#  Getting Started with Intel® oneCCL Bindings for PyTorch
This code sample will guide users how to run a PyTorch DDP distributed workload on both GPU and CPU by using oneAPI AI Analytics Toolkit.

## Simple PyTorch distributed workload on both GPU and CPU
***
This section shows users how to run simple PyTorch distributed on both GPU and CPU with some code changes.

### prerequisites

In [None]:
# ignore all warning messages
import warnings
warnings.filterwarnings('ignore')


Set the installation path of your oneAPI AI Analytics toolkit

In [None]:
%env ONEAPI_INSTALL=/opt/intel/oneapi

Download a simple demo.py sample from torch-ccl github repository

In [None]:
!wget https://raw.githubusercontent.com/intel/torch-ccl/master/demo/demo.py

Check PyTorch and IPEX verson in current ipython kernel

In [None]:
run ../../version_check.py

### Run simple PyTorch distributed DDP workload on GPU and CPU

#### Run on CPU
There is a **pytorch** conda environment with oneCCL Bindings installation for CPU in current AI Kit installation.  
Users could run a PyTorch DDP workload on CPU in this conda environment.

In [None]:
%%writefile run.sh
#!/bin/bash
source $ONEAPI_INSTALL/setvars.sh --force > /dev/null 2>&1
source activate pytorch
echo "########## Executing the run"
mpirun -n 2 -l python demo.py > cpu.csv
echo "########## Done with the run"

##### Submitting build.sh and run.sh to the job queue

Now we can submit build.sh and run.sh to the job queue.
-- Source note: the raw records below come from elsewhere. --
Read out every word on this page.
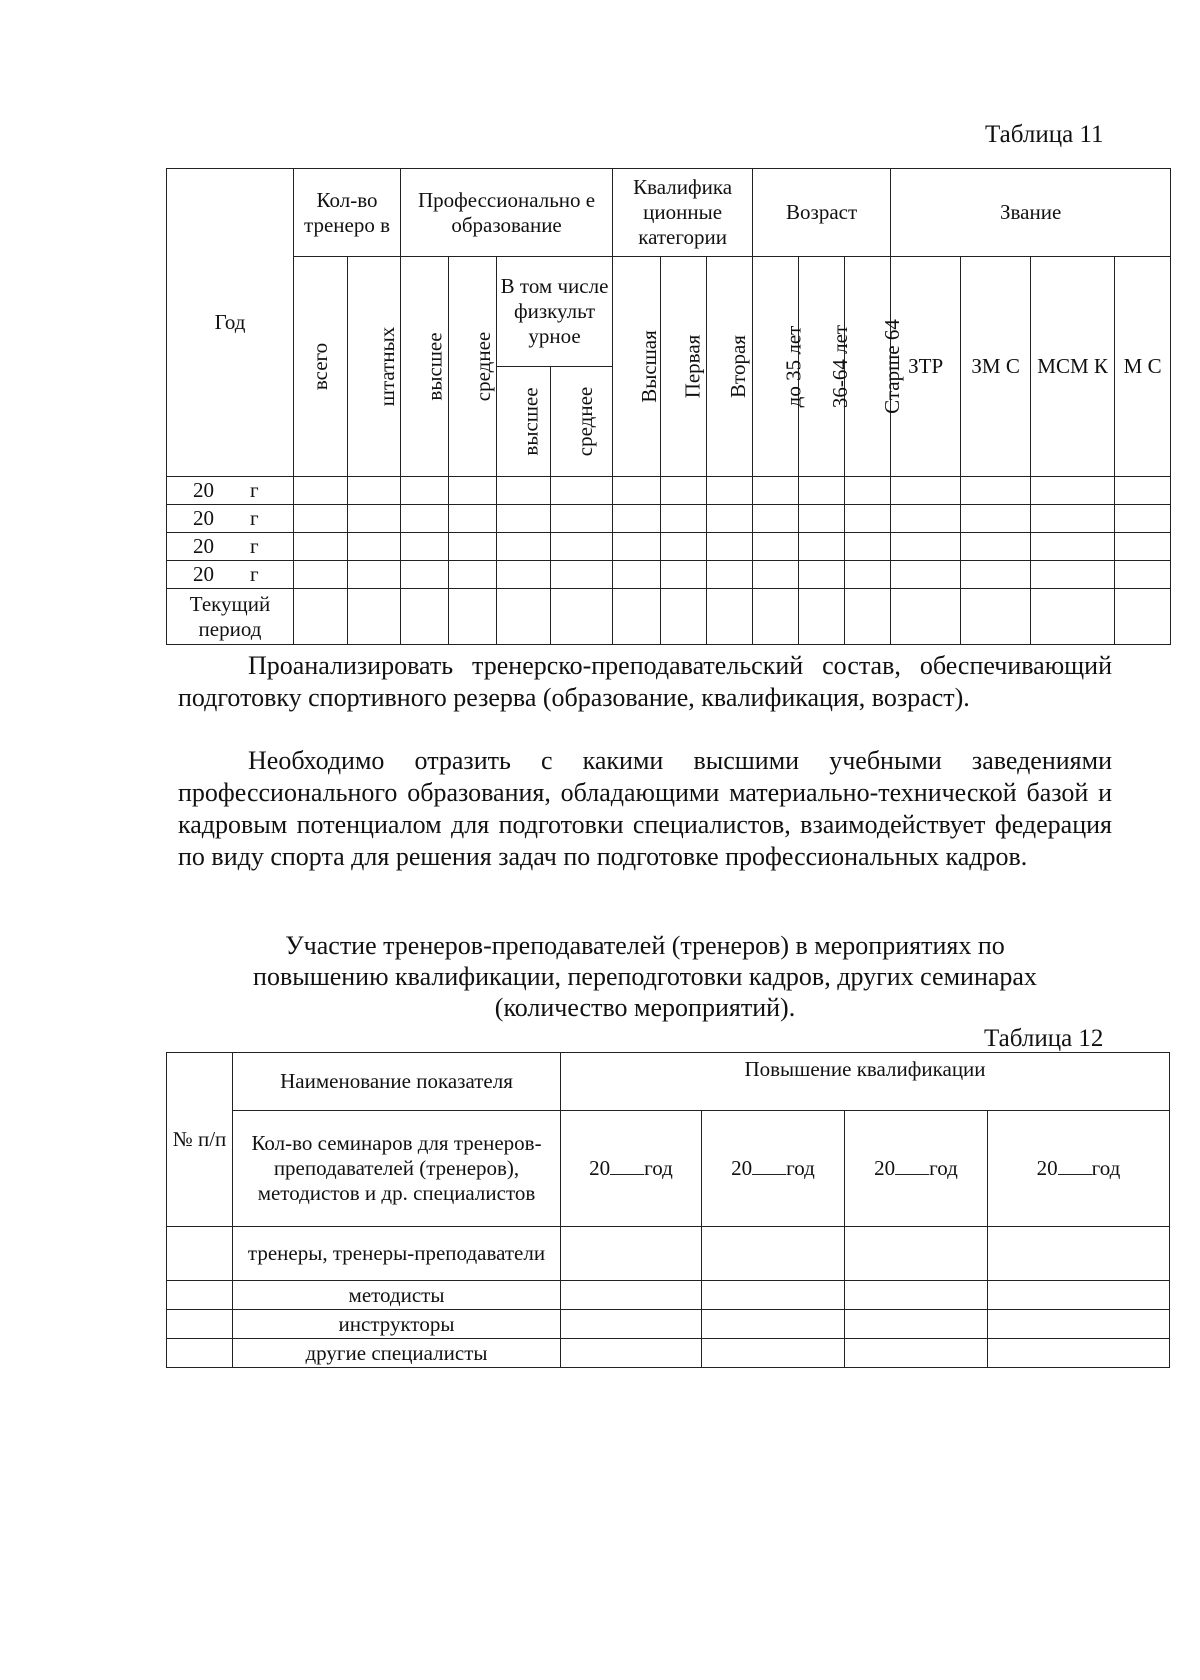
Таблица 11
Год	Кол-во тренеро в		Профессионально е образование				Квалифика ционные категории			Возраст			Звание			
	всего	штатных	высшее	среднее	В том числе физкульт урное		Высшая	Первая	Вторая	до 35 лет	36-64 лет	Старше 64	ЗТР	ЗМ С	МСМ К	М С
					высшее	среднее										
20 г																
20 г																
20 г																
20 г																
Текущий период																
Проанализировать тренерско-преподавательский состав, обеспечивающий подготовку спортивного резерва (образование, квалификация, возраст).
Необходимо отразить с какими высшими учебными заведениями профессионального образования, обладающими материально-технической базой и кадровым потенциалом для подготовки специалистов, взаимодействует федерация по виду спорта для решения задач по подготовке профессиональных кадров.
Участие тренеров-преподавателей (тренеров) в мероприятиях по
повышению квалификации, переподготовки кадров, других семинарах
(количество мероприятий).
Таблица 12
№ п/п	Наименование показателя	Повышение квалификации			
	Кол-во семинаров для тренеров-преподавателей (тренеров), методистов и др. специалистов	20 год	20 год	20 год	20 год
	тренеры, тренеры-преподаватели				
	методисты				
	инструкторы				
	другие специалисты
NOTE - it is possible to execute any of the build and run commands in local environments.
To enable users to run their scripts either on the Intel DevCloud or in local environments, this and subsequent training checks for the existence of the job submission command qsub. If the check fails, it is assumed that build/run will be local.

In [None]:
! chmod 755 ../../q; chmod 755 run.sh;if [ -x "$(command -v qsub)" ];  then  ./q run.sh; else ./run.sh; fi

#### Run on GPU 
There is a **pytorch-gpu** conda environment with oneCCL Bindings installation for GPU in current AI Kit installation.  
Users could run a PyTorch DDP workload on GPU in this conda environment with one line code change.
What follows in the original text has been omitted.